Der Kies knirscht als ich mit meinem Jepp die Einfahrt hochfahre. "Was eine miese Nacht!" Zornig steige ich aus und marschiere die Veranda herauf. Direkt kommt mein Münsterländer Schorty durch die Hundeklappe gelaufen und empfängt mich schwanzwedelnd.
"Ist ja gut, mein Kleiner. Bin ja wieder da."
Dieser stinkende Köter ist zugegeben das einzige Lebewesen, welches meine Gesellschaft duldet. Mit Ausnahme meine Familie. Auch nach 20 Jahren schmerzt die Vergangenheit. Eigentlich möchte ich tot sein. Unter der Erde ist dann alles besser.

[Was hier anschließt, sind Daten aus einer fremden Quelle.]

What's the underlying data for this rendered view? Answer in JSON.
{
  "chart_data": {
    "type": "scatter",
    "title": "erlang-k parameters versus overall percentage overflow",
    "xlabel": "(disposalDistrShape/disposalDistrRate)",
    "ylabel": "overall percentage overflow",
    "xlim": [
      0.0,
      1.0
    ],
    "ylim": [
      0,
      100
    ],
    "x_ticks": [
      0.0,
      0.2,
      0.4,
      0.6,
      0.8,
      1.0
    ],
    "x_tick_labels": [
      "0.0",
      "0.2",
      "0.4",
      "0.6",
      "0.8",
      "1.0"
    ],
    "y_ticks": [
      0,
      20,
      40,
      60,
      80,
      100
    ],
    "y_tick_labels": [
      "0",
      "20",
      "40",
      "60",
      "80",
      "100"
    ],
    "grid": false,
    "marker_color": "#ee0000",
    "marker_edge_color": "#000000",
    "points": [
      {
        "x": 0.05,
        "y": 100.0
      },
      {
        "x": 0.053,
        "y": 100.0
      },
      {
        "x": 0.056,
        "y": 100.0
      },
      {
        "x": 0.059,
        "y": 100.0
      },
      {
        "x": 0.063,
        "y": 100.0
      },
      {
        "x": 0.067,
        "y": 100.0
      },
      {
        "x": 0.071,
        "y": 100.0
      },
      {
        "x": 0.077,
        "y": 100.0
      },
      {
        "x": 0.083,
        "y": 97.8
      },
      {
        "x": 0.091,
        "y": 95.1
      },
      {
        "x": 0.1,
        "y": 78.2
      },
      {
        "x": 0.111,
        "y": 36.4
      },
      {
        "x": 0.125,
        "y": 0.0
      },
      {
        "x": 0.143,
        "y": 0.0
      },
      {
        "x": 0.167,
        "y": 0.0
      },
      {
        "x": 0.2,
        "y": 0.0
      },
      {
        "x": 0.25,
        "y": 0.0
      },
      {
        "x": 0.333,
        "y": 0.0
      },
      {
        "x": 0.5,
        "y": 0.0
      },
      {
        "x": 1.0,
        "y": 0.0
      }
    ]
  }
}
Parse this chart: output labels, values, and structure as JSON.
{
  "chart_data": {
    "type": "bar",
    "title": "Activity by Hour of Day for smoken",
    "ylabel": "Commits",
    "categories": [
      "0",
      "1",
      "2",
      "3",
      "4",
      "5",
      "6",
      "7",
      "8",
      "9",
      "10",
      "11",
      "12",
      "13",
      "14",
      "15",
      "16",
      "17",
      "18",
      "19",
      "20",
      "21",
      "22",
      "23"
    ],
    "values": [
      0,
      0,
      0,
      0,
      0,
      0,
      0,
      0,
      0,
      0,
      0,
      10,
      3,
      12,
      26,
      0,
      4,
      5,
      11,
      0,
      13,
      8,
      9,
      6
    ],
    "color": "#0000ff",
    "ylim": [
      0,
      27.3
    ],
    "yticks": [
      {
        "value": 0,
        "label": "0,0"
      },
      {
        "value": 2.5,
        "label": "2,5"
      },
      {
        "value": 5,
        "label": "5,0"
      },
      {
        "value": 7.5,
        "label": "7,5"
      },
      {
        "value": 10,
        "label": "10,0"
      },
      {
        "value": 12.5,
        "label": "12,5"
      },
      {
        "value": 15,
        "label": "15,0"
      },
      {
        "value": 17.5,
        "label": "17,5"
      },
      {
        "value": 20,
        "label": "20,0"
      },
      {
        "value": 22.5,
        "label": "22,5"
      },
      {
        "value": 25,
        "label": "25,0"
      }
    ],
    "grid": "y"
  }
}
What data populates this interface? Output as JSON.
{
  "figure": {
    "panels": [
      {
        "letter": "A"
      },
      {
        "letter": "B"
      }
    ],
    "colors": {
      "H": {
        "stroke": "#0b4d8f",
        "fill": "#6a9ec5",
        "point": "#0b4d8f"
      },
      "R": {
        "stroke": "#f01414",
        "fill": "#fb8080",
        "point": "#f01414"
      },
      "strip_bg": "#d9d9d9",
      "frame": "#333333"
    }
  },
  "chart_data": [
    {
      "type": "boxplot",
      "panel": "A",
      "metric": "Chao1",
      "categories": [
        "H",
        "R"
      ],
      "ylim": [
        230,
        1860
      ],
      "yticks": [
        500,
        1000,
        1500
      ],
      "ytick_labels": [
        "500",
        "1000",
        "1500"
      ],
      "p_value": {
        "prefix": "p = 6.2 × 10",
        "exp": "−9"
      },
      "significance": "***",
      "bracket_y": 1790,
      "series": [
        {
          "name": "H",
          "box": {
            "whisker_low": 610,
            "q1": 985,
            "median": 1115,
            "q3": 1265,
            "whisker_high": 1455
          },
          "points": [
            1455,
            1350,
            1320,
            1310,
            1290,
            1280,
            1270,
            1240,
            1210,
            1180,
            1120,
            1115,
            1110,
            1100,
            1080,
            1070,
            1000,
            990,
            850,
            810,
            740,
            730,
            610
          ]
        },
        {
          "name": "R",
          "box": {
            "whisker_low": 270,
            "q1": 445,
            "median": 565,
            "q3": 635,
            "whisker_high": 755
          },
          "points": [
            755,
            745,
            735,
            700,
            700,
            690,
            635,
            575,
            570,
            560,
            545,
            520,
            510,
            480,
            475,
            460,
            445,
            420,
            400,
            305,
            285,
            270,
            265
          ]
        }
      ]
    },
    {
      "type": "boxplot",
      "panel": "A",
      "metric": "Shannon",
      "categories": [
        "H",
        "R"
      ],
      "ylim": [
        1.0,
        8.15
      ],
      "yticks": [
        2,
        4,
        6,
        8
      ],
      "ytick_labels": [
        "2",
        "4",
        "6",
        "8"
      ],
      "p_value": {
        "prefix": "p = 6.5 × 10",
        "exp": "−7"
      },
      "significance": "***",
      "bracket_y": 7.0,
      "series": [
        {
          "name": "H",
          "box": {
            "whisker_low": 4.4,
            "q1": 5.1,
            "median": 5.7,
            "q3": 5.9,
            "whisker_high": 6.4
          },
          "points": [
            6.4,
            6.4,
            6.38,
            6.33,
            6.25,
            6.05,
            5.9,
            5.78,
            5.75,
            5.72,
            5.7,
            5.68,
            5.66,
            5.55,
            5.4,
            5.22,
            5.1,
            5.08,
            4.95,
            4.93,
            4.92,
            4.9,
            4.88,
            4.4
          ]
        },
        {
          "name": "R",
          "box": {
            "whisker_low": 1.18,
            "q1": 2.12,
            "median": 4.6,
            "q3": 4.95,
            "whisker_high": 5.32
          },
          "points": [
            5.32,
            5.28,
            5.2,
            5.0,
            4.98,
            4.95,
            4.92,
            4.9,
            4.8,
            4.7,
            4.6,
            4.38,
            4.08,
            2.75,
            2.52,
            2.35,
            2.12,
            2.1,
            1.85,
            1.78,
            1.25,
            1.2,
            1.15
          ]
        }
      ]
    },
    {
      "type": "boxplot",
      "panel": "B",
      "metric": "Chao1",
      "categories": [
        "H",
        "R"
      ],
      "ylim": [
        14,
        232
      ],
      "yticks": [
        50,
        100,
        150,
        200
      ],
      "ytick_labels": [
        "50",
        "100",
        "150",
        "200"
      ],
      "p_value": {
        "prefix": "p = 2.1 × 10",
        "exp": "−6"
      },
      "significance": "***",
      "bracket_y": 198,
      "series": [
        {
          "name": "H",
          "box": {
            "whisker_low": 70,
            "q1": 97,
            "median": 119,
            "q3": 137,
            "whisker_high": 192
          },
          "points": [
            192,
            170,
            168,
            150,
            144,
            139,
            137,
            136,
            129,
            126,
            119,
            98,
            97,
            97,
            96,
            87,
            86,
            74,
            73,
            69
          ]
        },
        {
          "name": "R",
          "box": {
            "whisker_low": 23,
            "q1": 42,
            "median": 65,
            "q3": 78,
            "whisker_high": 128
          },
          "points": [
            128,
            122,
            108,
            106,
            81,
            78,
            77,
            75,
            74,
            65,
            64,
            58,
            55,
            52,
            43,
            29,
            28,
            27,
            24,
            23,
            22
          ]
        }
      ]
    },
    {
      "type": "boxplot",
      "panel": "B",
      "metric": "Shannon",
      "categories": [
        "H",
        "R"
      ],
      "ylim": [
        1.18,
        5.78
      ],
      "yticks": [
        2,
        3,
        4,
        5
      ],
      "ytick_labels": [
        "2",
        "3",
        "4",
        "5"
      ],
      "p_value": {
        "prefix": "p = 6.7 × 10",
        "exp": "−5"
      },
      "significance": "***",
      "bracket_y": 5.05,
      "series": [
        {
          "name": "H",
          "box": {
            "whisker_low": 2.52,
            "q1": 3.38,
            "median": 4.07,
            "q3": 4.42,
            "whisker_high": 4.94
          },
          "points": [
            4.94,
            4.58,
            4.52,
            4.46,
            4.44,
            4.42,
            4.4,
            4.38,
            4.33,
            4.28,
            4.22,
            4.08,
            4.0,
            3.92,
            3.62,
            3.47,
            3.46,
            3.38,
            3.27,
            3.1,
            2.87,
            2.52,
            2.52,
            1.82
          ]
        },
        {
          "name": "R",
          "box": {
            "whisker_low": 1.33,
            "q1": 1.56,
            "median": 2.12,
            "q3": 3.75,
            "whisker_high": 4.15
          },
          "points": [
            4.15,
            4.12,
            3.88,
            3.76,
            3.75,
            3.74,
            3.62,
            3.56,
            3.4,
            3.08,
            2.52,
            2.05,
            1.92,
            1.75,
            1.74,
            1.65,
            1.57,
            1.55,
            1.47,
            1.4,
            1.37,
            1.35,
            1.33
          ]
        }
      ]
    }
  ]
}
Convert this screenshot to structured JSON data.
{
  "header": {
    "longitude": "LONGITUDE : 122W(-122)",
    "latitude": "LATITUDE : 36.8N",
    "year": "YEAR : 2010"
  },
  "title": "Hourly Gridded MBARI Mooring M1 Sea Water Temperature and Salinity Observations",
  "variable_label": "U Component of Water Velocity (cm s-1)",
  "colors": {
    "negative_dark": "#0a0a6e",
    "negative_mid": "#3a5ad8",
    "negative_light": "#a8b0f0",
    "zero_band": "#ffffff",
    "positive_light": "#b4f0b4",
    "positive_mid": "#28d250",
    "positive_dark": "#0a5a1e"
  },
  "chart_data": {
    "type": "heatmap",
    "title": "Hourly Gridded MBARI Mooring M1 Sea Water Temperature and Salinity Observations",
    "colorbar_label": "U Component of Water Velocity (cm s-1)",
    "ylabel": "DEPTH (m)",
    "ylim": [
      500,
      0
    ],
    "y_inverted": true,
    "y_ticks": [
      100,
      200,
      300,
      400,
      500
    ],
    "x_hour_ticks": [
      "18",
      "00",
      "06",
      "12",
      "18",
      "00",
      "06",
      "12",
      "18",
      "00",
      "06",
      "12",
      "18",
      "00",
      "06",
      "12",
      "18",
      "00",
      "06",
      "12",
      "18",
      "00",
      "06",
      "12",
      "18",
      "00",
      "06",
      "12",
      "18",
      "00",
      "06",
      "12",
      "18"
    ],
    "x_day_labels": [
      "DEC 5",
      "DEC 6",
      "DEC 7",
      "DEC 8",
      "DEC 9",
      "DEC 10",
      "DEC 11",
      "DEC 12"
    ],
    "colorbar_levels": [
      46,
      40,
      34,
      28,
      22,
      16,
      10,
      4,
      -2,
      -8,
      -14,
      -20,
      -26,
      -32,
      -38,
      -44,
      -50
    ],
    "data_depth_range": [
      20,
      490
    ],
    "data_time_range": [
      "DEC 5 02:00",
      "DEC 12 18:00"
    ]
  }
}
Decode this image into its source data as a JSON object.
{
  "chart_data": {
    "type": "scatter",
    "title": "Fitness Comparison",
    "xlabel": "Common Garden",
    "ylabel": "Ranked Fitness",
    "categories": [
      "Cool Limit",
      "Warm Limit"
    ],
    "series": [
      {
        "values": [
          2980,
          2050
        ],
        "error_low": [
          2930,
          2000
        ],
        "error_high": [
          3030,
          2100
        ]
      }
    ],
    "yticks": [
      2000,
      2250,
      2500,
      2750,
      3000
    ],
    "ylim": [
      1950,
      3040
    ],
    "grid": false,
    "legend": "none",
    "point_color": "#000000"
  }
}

Meine Schritte verlangsamen sich und ich gehe still den Flur entlang direkt ins Wohnzimmer. Dort lasse ich mich stöhnend in den Sessel fallen.
Mit einer schnellen Bewegung ziehe ich meine Desert aus dem Mantel. Verdammt. Das Schwert dieses Monstrums hat den Lauf der Pistole zur Hälfte durchtrennt.
"Unbrauchbar!"
Ich werfe die Waffe zornig in die Ecke, bevor ich mir eine Flasche Whiskey aus dem Schrank hole um damit den einsamen Abend erträglich zu machen.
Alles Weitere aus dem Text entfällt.